Il sito fu abitato in epoca romana, come attestano i reperti ritrovati nella villa di Poggio Gramignano, fuori dal paese.
Durante il Medioevo la sua posizione strategica e di confine tra i domini dell'epoca fu causa di varie lotte tra le città di Todi, Amelia e Orvieto per il possesso del territorio. Dopo il dominio di Orvieto entrò nei possedimenti di Roma (la famiglia Farnese fu insignita del titolo di Governatori perpetui della città) e della Chiesa fino alla nascita dello Stato italiano
ARTE E CULTURA
Lugnano merita di essere visitata soprattutto per la splendida chiesa di Santa Maria Assunta o Collegiata, gioiello di stile romanico del XII secolo, caratterizzata da un originale portico a colonnato.
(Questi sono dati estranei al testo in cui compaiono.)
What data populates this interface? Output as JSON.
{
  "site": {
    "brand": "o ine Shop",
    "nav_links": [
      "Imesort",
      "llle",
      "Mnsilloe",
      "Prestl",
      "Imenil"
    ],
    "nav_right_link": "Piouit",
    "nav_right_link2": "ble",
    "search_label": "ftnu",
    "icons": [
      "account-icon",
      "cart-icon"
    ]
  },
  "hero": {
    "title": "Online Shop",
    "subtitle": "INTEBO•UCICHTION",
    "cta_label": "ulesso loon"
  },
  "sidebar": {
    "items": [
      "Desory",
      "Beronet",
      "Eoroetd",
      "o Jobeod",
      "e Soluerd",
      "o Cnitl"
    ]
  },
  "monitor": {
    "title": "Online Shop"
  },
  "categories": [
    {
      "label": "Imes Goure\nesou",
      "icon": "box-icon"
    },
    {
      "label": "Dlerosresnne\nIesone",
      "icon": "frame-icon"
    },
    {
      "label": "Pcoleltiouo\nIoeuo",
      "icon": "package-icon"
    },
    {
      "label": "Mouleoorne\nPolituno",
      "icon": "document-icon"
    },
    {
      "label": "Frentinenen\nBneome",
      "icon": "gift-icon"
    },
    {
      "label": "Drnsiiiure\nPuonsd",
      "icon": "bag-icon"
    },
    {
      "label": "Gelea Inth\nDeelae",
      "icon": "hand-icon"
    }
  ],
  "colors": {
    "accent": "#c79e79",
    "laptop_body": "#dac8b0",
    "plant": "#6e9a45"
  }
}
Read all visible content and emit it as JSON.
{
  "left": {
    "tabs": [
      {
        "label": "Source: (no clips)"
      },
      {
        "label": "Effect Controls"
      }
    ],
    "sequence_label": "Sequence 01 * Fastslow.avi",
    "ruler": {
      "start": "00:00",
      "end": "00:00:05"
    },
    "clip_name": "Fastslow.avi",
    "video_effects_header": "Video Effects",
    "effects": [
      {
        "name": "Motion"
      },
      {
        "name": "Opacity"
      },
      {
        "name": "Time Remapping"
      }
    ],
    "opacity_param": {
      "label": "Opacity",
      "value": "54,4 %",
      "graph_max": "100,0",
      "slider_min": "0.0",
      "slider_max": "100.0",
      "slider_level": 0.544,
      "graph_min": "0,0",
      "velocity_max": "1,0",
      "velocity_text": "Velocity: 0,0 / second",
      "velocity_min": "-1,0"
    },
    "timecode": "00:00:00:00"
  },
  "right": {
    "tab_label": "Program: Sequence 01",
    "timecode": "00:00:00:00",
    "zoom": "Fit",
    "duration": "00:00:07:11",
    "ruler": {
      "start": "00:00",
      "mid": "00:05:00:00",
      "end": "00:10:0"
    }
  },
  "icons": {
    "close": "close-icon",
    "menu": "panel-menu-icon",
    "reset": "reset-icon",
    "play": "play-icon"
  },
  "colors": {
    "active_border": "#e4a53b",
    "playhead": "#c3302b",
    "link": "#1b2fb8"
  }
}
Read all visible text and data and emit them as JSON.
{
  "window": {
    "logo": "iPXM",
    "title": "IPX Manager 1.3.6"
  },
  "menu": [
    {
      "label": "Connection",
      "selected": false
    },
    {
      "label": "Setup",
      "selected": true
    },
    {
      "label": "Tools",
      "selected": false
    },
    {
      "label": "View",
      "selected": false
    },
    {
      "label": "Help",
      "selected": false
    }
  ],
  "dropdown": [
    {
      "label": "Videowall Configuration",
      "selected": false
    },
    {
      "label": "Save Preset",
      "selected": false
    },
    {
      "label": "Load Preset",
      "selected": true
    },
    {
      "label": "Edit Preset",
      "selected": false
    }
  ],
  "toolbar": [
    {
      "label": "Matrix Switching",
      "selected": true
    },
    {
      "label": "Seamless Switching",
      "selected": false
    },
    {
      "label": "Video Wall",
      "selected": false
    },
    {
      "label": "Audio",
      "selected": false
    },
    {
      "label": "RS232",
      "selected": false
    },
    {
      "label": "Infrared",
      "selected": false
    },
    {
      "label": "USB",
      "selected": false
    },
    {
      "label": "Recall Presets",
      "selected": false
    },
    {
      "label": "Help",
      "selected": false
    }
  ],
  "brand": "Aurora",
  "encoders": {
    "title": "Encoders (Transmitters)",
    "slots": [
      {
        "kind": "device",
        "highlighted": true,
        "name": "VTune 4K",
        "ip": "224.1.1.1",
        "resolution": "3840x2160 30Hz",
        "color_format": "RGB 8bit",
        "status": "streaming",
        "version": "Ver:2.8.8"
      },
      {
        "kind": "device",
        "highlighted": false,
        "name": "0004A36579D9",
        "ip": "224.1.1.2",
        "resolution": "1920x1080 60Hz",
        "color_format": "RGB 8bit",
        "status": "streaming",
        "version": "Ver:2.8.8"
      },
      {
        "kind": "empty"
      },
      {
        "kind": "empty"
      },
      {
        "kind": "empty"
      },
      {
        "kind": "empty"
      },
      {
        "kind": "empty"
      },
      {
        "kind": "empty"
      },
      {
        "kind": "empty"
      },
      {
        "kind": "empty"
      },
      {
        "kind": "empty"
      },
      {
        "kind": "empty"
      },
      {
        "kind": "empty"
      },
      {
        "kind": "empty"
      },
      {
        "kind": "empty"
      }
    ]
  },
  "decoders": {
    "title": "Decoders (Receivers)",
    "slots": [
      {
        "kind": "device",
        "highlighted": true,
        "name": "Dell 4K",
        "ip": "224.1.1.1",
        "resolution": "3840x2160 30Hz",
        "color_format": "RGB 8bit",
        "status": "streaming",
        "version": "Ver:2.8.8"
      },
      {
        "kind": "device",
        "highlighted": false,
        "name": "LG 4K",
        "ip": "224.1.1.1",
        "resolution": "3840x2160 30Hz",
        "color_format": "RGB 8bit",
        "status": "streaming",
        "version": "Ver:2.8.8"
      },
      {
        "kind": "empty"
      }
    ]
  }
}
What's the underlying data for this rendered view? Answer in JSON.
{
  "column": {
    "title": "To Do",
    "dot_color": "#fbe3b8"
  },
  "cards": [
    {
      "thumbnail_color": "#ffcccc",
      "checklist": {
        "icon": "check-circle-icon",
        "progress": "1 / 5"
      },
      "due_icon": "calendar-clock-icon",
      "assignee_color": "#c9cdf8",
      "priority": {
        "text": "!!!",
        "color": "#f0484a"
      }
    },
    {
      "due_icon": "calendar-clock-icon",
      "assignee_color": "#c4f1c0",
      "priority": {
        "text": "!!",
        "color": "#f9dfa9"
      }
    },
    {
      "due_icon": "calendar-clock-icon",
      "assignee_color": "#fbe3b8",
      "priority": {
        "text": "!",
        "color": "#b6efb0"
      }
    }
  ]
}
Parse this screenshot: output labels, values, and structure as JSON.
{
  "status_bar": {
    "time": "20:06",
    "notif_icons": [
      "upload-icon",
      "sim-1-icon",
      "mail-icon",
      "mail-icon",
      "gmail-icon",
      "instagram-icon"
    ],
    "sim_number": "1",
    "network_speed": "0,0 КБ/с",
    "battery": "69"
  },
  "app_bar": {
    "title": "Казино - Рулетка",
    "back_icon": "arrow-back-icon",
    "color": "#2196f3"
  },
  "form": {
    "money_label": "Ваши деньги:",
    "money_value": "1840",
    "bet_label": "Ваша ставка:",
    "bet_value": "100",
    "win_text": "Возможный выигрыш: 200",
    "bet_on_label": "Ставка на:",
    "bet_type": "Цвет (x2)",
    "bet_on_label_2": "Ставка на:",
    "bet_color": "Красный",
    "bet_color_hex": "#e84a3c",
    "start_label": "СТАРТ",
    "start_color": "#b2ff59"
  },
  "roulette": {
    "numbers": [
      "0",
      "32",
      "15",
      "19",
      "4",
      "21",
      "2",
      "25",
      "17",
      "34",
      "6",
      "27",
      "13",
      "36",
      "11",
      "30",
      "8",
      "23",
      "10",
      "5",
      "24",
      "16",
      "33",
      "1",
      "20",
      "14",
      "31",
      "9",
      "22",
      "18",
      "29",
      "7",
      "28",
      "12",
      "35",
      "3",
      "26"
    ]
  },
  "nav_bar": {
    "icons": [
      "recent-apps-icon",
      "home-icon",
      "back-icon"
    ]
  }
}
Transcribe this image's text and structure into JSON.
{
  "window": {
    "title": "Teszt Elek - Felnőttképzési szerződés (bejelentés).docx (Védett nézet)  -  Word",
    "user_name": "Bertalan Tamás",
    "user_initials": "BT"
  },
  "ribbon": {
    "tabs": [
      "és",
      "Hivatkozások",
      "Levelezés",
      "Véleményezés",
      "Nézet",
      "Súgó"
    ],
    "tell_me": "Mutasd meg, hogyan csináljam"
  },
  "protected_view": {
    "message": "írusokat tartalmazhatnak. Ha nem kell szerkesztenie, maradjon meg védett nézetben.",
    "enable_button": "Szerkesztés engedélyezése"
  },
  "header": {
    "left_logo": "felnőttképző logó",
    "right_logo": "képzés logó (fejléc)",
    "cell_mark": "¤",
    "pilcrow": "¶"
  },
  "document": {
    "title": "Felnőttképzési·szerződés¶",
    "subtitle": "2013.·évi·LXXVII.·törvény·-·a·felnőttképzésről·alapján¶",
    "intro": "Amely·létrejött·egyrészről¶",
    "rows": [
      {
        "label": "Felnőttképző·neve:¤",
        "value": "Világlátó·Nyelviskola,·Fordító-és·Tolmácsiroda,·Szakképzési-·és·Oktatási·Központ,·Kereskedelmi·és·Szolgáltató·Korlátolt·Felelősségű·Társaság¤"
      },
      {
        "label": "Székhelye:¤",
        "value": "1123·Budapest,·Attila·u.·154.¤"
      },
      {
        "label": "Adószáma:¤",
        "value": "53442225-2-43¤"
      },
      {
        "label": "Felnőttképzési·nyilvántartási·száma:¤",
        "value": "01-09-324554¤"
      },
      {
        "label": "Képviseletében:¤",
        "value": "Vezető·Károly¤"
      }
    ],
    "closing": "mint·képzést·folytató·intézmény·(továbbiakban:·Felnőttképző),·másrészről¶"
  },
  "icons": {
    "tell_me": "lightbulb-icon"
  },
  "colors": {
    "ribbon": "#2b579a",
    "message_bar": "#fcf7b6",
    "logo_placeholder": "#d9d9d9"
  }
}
All'interno conserva un Trittico dell'Alunno ed una Crocifissione di scuola giottesca.
Nel centro storico si trova inoltre il cinquecentesco palazzo Farnese-Ridolfi detto "Pennone"perché svetta come il pennone di una nave. Da visitare, nei dintorni, il convento di San Francesco, edificato nel 1229 in ricordo di un miracolo compiuto dal santo a Lugnano,  quando il santo fece liberare da un'anatra un bambino azzannato da un lupo.
Fuori dal paese, sulla cima di una collina si trovano i resti della villa Romana di Poggio Gramignano, scoperta nel 1988.